Carcinogenicity: via inhalation route

Endpoint conclusion

Endpoint conclusion:

no study available

Justification for classification or non-classification

Based on the above summaries Paracetamol was the LOAEL was found to be ranging from 100mg/kg whereas the NOAEL ranges from 450to 650mg/kgbw/day exhibit no neoplastic effects at the dose concentration of 650mg/kgbw/day

Additional information

Carcinogenecity

U.S. DEPARTMENT OF HEALTH AND HUMAN SERVICES Public Health Service National Institutes of Health conducted a study to test the carcinogenic potential of acetaminophen in experimental animals in a 2 year study. B6C3F1 mice were use as a experimental animals with proper conditions and food and diet ad libitum. Animals were observed during the study period for all the parameters.Nonneoplastic lesions associated with exposure to acetaminophen included increased, incidences of thyroid follicular cell hyperplasia in male and female mice. Based on the results LOAEL was found to be 100mg/kg.

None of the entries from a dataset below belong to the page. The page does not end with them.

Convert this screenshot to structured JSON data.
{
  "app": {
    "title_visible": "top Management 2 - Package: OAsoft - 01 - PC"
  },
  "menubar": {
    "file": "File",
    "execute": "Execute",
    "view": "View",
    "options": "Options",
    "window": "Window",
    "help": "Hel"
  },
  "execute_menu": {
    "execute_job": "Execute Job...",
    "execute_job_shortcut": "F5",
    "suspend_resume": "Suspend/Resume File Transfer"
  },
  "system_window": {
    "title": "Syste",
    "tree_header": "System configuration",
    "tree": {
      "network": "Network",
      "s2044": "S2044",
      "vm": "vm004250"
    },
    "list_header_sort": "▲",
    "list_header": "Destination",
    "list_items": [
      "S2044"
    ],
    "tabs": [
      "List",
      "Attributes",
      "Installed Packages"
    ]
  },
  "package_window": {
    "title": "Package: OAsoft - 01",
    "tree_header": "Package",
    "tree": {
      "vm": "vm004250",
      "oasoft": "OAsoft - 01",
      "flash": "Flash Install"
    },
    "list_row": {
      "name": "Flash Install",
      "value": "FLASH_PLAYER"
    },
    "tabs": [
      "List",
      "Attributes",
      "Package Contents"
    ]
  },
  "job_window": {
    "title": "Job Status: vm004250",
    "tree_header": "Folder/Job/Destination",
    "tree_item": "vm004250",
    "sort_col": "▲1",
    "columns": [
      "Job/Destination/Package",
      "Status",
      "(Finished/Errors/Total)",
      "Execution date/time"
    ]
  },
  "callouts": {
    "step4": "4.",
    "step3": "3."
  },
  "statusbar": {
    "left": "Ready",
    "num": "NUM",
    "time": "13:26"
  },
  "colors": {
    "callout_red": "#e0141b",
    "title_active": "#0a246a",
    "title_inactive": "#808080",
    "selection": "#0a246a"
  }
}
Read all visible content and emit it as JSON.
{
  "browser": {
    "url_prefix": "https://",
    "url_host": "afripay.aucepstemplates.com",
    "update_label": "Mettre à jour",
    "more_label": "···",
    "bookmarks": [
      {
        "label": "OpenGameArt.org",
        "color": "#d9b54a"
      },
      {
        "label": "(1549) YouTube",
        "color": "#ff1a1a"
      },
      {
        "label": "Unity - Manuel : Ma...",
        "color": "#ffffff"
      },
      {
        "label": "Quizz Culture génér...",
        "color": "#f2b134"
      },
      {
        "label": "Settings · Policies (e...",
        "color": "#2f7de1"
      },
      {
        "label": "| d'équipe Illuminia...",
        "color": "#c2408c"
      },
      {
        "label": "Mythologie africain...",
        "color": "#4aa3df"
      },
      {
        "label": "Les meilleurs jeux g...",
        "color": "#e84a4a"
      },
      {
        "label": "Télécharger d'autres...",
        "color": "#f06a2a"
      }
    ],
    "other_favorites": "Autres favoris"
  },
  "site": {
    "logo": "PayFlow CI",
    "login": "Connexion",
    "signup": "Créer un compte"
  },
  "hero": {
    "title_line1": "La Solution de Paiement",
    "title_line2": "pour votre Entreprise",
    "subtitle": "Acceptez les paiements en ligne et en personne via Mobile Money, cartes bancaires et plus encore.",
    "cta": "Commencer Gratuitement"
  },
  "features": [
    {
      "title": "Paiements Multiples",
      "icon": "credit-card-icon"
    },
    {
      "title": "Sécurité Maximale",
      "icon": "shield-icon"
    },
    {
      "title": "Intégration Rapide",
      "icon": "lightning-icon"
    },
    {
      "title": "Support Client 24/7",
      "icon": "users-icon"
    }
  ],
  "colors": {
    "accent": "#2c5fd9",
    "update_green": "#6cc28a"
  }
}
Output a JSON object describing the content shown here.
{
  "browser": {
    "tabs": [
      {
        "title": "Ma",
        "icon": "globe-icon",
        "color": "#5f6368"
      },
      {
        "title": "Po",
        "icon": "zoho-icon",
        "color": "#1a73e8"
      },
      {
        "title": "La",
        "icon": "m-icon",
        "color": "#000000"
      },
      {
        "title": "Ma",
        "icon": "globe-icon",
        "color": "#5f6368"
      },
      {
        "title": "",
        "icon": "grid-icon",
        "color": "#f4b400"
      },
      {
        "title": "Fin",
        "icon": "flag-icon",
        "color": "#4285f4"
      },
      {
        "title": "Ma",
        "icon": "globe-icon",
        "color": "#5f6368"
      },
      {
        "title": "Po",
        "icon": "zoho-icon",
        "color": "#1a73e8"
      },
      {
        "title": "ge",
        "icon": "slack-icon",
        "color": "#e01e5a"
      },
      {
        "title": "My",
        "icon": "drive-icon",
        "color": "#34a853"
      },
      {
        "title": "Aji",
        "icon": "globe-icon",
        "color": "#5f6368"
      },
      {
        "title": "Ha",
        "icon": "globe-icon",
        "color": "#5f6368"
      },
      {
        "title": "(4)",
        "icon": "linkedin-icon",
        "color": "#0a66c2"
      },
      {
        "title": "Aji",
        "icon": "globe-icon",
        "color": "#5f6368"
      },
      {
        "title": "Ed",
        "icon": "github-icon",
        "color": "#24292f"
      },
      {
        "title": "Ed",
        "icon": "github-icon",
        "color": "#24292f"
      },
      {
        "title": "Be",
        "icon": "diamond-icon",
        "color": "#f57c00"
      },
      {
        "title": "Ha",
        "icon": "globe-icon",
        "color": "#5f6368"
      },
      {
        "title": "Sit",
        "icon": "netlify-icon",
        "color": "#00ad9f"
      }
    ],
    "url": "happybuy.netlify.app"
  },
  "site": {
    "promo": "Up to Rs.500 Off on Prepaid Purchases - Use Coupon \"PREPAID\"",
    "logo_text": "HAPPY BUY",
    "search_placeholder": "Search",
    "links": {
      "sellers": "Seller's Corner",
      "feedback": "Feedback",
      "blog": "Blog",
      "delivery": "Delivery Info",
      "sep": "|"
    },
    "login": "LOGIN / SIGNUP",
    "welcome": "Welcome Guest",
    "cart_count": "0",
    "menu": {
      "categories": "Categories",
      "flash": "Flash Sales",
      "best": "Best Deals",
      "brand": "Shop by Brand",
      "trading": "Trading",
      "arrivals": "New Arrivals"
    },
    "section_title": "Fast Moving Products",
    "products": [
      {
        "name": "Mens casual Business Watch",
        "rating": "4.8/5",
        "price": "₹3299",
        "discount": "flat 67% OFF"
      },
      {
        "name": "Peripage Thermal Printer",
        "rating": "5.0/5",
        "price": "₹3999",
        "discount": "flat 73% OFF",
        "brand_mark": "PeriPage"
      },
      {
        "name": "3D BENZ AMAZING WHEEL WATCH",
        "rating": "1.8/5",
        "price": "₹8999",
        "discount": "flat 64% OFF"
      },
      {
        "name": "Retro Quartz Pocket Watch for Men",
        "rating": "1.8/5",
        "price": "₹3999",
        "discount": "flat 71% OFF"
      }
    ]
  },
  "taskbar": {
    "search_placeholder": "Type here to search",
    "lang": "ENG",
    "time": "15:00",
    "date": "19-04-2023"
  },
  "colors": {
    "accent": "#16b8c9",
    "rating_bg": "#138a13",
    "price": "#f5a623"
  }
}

Another study reported by Kogo et.al (Jpn. J. Cancer Res. (Gann), 76, 79-85) reported , no neoplastic or nonneoplastic proliferative lesion in males were found in dosed groups at an in-creased incidence that could be clearly related to the treatment. Based on the results the NOAEL was predicted to be 450mg/kg bw. Therefore Under the test conditions of the present study, dietary administration of acetaminophen was not carcinogenic in F344/DuCrj rats.            Similar study of AAP in female rats, no neoplastic or nonneoplastic proliferative lesion were found in dosed groups at an increased incidence that could be clearly related to the treatment. Therefore the NOAEL was predicted as 650mg/kg bw.